# Feature Engineering for Bike Sharing Demand Prediction

In this notebook, we will perform feature engineering to enhance our dataset for the bike-sharing demand prediction model. This includes generating new features, handling categorical variables, and scaling numerical features.

In [None]:
# Import necessary libraries
import pandas as pd
import numpy as np
from sklearn.preprocessing import OneHotEncoder, StandardScaler
from sklearn.compose import ColumnTransformer
from sklearn.pipeline import Pipeline
from sklearn.model_selection import train_test_split
import datetime

In [None]:
# Load the processed dataset
data = pd.read_csv('../data/processed/bike_sharing_data.csv')
data.head()

In [None]:
# Feature Engineering

# Convert datetime to datetime object
data['datetime'] = pd.to_datetime(data['datetime'])

# Extract features from datetime
data['year'] = data['datetime'].dt.year
data['month'] = data['datetime'].dt.month
data['day'] = data['datetime'].dt.day
data['hour'] = data['datetime'].dt.hour
data['weekday'] = data['datetime'].dt.weekday

# Drop the original datetime column
data.drop('datetime', axis=1, inplace=True)

# Handle categorical variables
categorical_features = ['season', 'weather', 'month', 'hour', 'weekday']
one_hot_encoder = OneHotEncoder(sparse=False)
encoded_categorical = one_hot_encoder.fit_transform(data[categorical_features])

# Create a DataFrame with the new one-hot encoded features
encoded_df = pd.DataFrame(encoded_categorical, columns=one_hot_encoder.get_feature_names_out(categorical_features))

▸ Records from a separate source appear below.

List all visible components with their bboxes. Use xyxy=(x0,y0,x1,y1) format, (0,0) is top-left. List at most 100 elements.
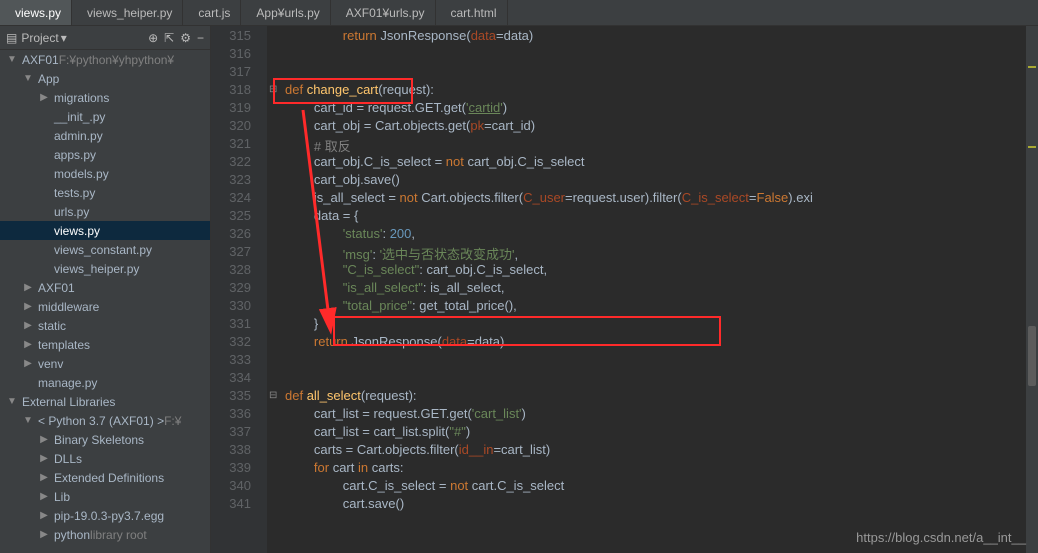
code-line[interactable]: 'msg': '选中与否状态改变成功', xyxy=(285,244,518,263)
tree-label: views_heiper.py xyxy=(54,262,139,276)
tab-cart-js[interactable]: JScart.js xyxy=(183,0,241,25)
tree-item-App[interactable]: ▼App xyxy=(0,69,210,88)
code-line[interactable]: return JsonResponse(data=data) xyxy=(285,28,533,43)
tab-label: App¥urls.py xyxy=(256,6,319,20)
tree-item-models-py[interactable]: PYmodels.py xyxy=(0,164,210,183)
chevron-down-icon[interactable]: ▾ xyxy=(61,31,67,45)
project-label: Project xyxy=(21,31,58,45)
tree-label: python xyxy=(54,528,90,542)
tree-twistie[interactable]: ▼ xyxy=(22,415,34,426)
project-panel: ▤ Project ▾ ⊕ ⇱ ⚙ − ▼AXF01 F:¥python¥yhp… xyxy=(0,26,211,553)
tree-twistie[interactable]: ▶ xyxy=(22,339,34,350)
scroll-thumb[interactable] xyxy=(1028,326,1036,386)
line-number: 340 xyxy=(211,478,251,493)
tree-item-apps-py[interactable]: PYapps.py xyxy=(0,145,210,164)
code-line[interactable]: cart.C_is_select = not cart.C_is_select xyxy=(285,478,564,493)
tree-twistie[interactable]: ▶ xyxy=(38,92,50,103)
tree-item-Extended-Definitions[interactable]: ▶Extended Definitions xyxy=(0,468,210,487)
line-number: 329 xyxy=(211,280,251,295)
tree-item---Python-3-7--AXF01---[interactable]: ▼< Python 3.7 (AXF01) > F:¥ xyxy=(0,411,210,430)
tree-item-tests-py[interactable]: PYtests.py xyxy=(0,183,210,202)
tree-item-views_heiper-py[interactable]: PYviews_heiper.py xyxy=(0,259,210,278)
code-line[interactable]: def all_select(request): xyxy=(285,388,417,403)
tree-item-AXF01[interactable]: ▼AXF01 F:¥python¥yhpython¥ xyxy=(0,50,210,69)
tree-twistie[interactable]: ▶ xyxy=(22,320,34,331)
tree-item-static[interactable]: ▶ static xyxy=(0,316,210,335)
line-number: 341 xyxy=(211,496,251,511)
tree-item-venv[interactable]: ▶venv xyxy=(0,354,210,373)
tree-item-templates[interactable]: ▶templates xyxy=(0,335,210,354)
tree-item-manage-py[interactable]: PYmanage.py xyxy=(0,373,210,392)
tab-AXF01-urls-py[interactable]: PYAXF01¥urls.py xyxy=(331,0,436,25)
tree-twistie[interactable]: ▼ xyxy=(6,396,18,407)
code-line[interactable]: cart.save() xyxy=(285,496,404,511)
tree-twistie[interactable]: ▶ xyxy=(38,472,50,483)
tree-label: views_constant.py xyxy=(54,243,152,257)
tree-item-migrations[interactable]: ▶migrations xyxy=(0,88,210,107)
tree-item-urls-py[interactable]: PYurls.py xyxy=(0,202,210,221)
line-number: 338 xyxy=(211,442,251,457)
tree-twistie[interactable]: ▼ xyxy=(6,54,18,65)
tree-item-__init_-py[interactable]: PY__init_.py xyxy=(0,107,210,126)
tree-item-External-Libraries[interactable]: ▼External Libraries xyxy=(0,392,210,411)
code-line[interactable]: } xyxy=(285,316,318,331)
target-icon[interactable]: ⊕ xyxy=(148,31,158,45)
tree-item-DLLs[interactable]: ▶DLLs xyxy=(0,449,210,468)
line-number: 324 xyxy=(211,190,251,205)
code-line[interactable]: cart_list = request.GET.get('cart_list') xyxy=(285,406,526,421)
tree-label: static xyxy=(38,319,66,333)
fold-icon[interactable]: ⊟ xyxy=(269,390,281,402)
line-number: 316 xyxy=(211,46,251,61)
tree-item-python[interactable]: ▶python library root xyxy=(0,525,210,544)
tree-twistie[interactable]: ▶ xyxy=(38,434,50,445)
tab-cart-html[interactable]: Hcart.html xyxy=(436,0,508,25)
tree-item-admin-py[interactable]: PYadmin.py xyxy=(0,126,210,145)
tree-twistie[interactable]: ▶ xyxy=(38,453,50,464)
tab-views_heiper-py[interactable]: PYviews_heiper.py xyxy=(72,0,183,25)
fold-gutter: ⊟⊟ xyxy=(267,26,285,553)
tree-twistie[interactable]: ▶ xyxy=(22,282,34,293)
tree-twistie[interactable]: ▶ xyxy=(38,510,50,521)
project-header[interactable]: ▤ Project ▾ ⊕ ⇱ ⚙ − xyxy=(0,26,210,50)
tab-label: views_heiper.py xyxy=(87,6,172,20)
tree-twistie[interactable]: ▶ xyxy=(38,491,50,502)
tree-item-AXF01[interactable]: ▶AXF01 xyxy=(0,278,210,297)
code-line[interactable]: "is_all_select": is_all_select, xyxy=(285,280,505,295)
code-line[interactable]: carts = Cart.objects.filter(id__in=cart_… xyxy=(285,442,550,457)
code-line[interactable]: data = { xyxy=(285,208,358,223)
line-number: 331 xyxy=(211,316,251,331)
tree-item-pip-19-0-3-py3-7-egg[interactable]: ▶pip-19.0.3-py3.7.egg xyxy=(0,506,210,525)
code-line[interactable]: is_all_select = not Cart.objects.filter(… xyxy=(285,190,813,205)
code-line[interactable]: "C_is_select": cart_obj.C_is_select, xyxy=(285,262,547,277)
collapse-icon[interactable]: ⇱ xyxy=(164,31,174,45)
tab-App-urls-py[interactable]: PYApp¥urls.py xyxy=(241,0,330,25)
tab-views-py[interactable]: PYviews.py xyxy=(0,0,72,25)
line-number: 339 xyxy=(211,460,251,475)
tree-item-Lib[interactable]: ▶Lib xyxy=(0,487,210,506)
tree-item-views_constant-py[interactable]: PYviews_constant.py xyxy=(0,240,210,259)
hide-icon[interactable]: − xyxy=(197,31,204,45)
project-tree[interactable]: ▼AXF01 F:¥python¥yhpython¥▼App▶migration… xyxy=(0,50,210,553)
scrollbar[interactable] xyxy=(1026,26,1038,553)
code-line[interactable]: cart_list = cart_list.split("#") xyxy=(285,424,470,439)
gear-icon[interactable]: ⚙ xyxy=(180,31,191,45)
code-line[interactable]: cart_obj = Cart.objects.get(pk=cart_id) xyxy=(285,118,535,133)
tree-twistie[interactable]: ▼ xyxy=(22,73,34,84)
tree-label: Binary Skeletons xyxy=(54,433,144,447)
line-number: 319 xyxy=(211,100,251,115)
code-line[interactable]: cart_obj.save() xyxy=(285,172,400,187)
code-line[interactable]: for cart in carts: xyxy=(285,460,404,475)
tree-item-Binary-Skeletons[interactable]: ▶ Binary Skeletons xyxy=(0,430,210,449)
tree-twistie[interactable]: ▶ xyxy=(22,301,34,312)
code-line[interactable]: 'status': 200, xyxy=(285,226,415,241)
code-line[interactable]: "total_price": get_total_price(), xyxy=(285,298,517,313)
tree-twistie[interactable]: ▶ xyxy=(22,358,34,369)
code-line[interactable]: # 取反 xyxy=(285,136,351,155)
tree-label: tests.py xyxy=(54,186,95,200)
tree-item-middleware[interactable]: ▶middleware xyxy=(0,297,210,316)
code-editor[interactable]: 3153163173183193203213223233243253263273… xyxy=(211,26,1038,553)
code-line[interactable]: cart_obj.C_is_select = not cart_obj.C_is… xyxy=(285,154,585,169)
tree-item-views-py[interactable]: PYviews.py xyxy=(0,221,210,240)
line-number: 315 xyxy=(211,28,251,43)
tree-twistie[interactable]: ▶ xyxy=(38,529,50,540)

# Concatenate the original data with the new features
data = pd.concat([data.reset_index(drop=True), encoded_df.reset_index(drop=True)], axis=1)

# Drop the original categorical columns
data.drop(categorical_features, axis=1, inplace=True)

# Scale numerical features
numerical_features = ['temp', 'humidity', 'windspeed', 'year', 'day']
scaler = StandardScaler()
data[numerical_features] = scaler.fit_transform(data[numerical_features])

# Display the transformed dataset
data.head()

## Conclusion

In this notebook, we have successfully performed feature engineering on the bike-sharing dataset. We extracted new features from the datetime column, handled categorical variables using one-hot encoding, and scaled the numerical features. The transformed dataset is now ready for modeling.